Multifunctional Surface-Integrated Structures Enabling Layered Oxide Cathodes with Stable High-Voltage Cycling
Jie Li, Yujuan Zhang, Xin Dong Guo, Lisi Lu, Xinping Chen, Zelin Li, Yao Luo, Xiaokang Hu, Wenting Li, Hao Liu, Huinan Si, Guixiao Jia, Xinping Qiu
Abstract
Severe surface instability of layered oxide cathodes under high-voltage operation poses a fatal problem that leads to poor cycling stability in high-energy lithium-ion batteries.
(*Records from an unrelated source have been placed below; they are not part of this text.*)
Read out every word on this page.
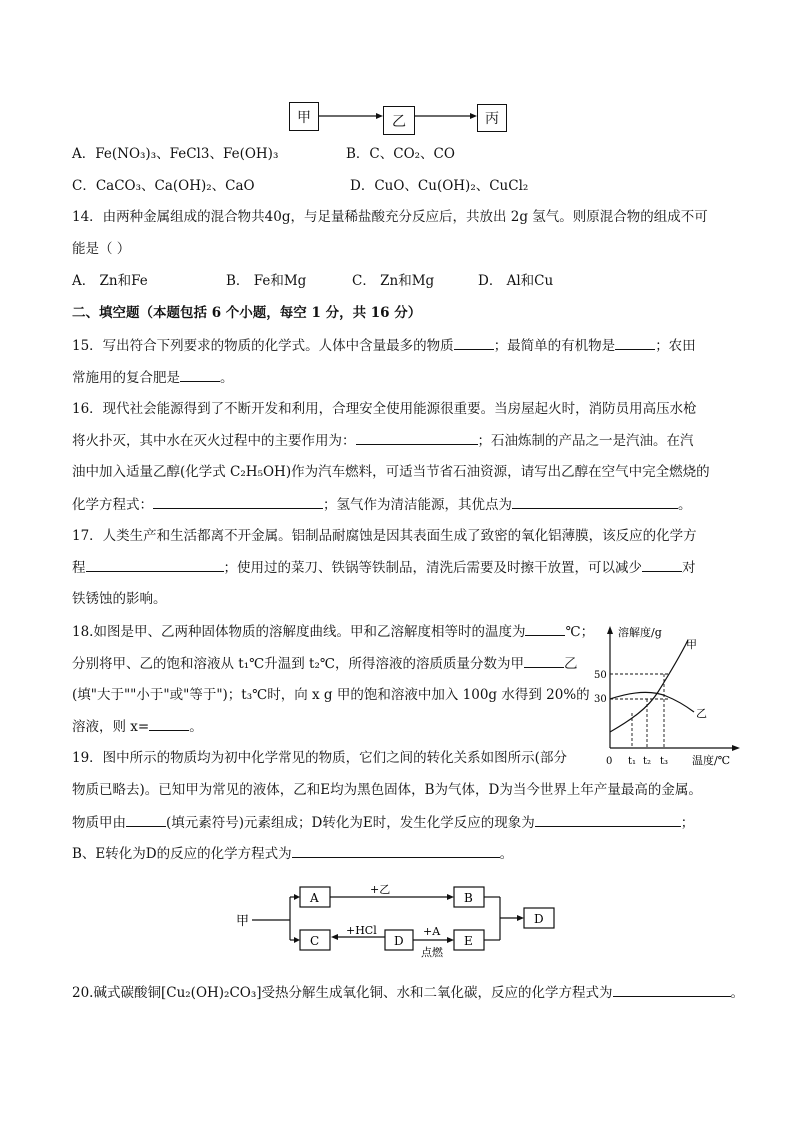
甲	乙	丙
A．Fe(NO₃)₃、FeCl3、Fe(OH)₃	B．C、CO₂、CO
C．CaCO₃、Ca(OH)₂、CaO	D．CuO、Cu(OH)₂、CuCl₂
14．由两种金属组成的混合物共40g，与足量稀盐酸充分反应后，共放出 2g 氢气。则原混合物的组成不可
能是（ ）
A． Zn和Fe	B． Fe和Mg	C． Zn和Mg	D． Al和Cu
二、填空题（本题包括 6 个小题，每空 1 分，共 16 分）
15．写出符合下列要求的物质的化学式。人体中含量最多的物质	；最简单的有机物是	；农田
常施用的复合肥是	。
16．现代社会能源得到了不断开发和利用，合理安全使用能源很重要。当房屋起火时，消防员用高压水枪
将火扑灭，其中水在灭火过程中的主要作用为：	；石油炼制的产品之一是汽油。在汽
油中加入适量乙醇(化学式 C₂H₅OH)作为汽车燃料，可适当节省石油资源，请写出乙醇在空气中完全燃烧的
化学方程式：	；氢气作为清洁能源，其优点为	。
17．人类生产和生活都离不开金属。铝制品耐腐蚀是因其表面生成了致密的氧化铝薄膜，该反应的化学方
程	；使用过的菜刀、铁锅等铁制品，清洗后需要及时擦干放置，可以减少	对
铁锈蚀的影响。
18.如图是甲、乙两种固体物质的溶解度曲线。甲和乙溶解度相等时的温度为	℃；
分别将甲、乙的饱和溶液从 t₁℃升温到 t₂℃，所得溶液的溶质质量分数为甲	乙
(填"大于""小于"或"等于")；t₃℃时，向 x g 甲的饱和溶液中加入 100g 水得到 20%的
溶液，则 x=	。
溶解度/g
温度/℃
0 t₁ t₂ t₃
50
30
甲
乙
19．图中所示的物质均为初中化学常见的物质，它们之间的转化关系如图所示(部分
物质已略去)。已知甲为常见的液体，乙和E均为黑色固体，B为气体，D为当今世界上年产量最高的金属。
物质甲由	(填元素符号)元素组成；D转化为E时，发生化学反应的现象为	；
B、E转化为D的反应的化学方程式为	。
甲
A
+乙
B
C
+HCl
D
+A
点燃
E
D
20.碱式碳酸铜[Cu₂(OH)₂CO₃]受热分解生成氧化铜、水和二氧化碳，反应的化学方程式为	。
Herein, we report a reliable and universal solution quenching strategy to fabricate a multifunctional surface-integrated structure, which comprises a dual nanolayer structure design: the outer layer is a disordered rock-salt structure, and the inner layer exhibits a La-doped layered structure. We elucidate that the integrated structure greatly restrains lattice oxygen release and structural degradation and facilitates the formation of thin and robust cathode electrolyte interface (CEI) film. Consequently, the modified Li 1.2 Ni 0.2 Mn 0.6 O 2 exhibits stable high-voltage cycling with a capacity retention of 86.9% and a potential decay rate of only 0.68 mV cycle –1 after 500 cycles at 1 C. Importantly, this strategy achieves stable high-voltage cycling of LiCoO 2, highlighting its broad practicality. This work provides new methodologies for advancing the development of high-voltage cathodes.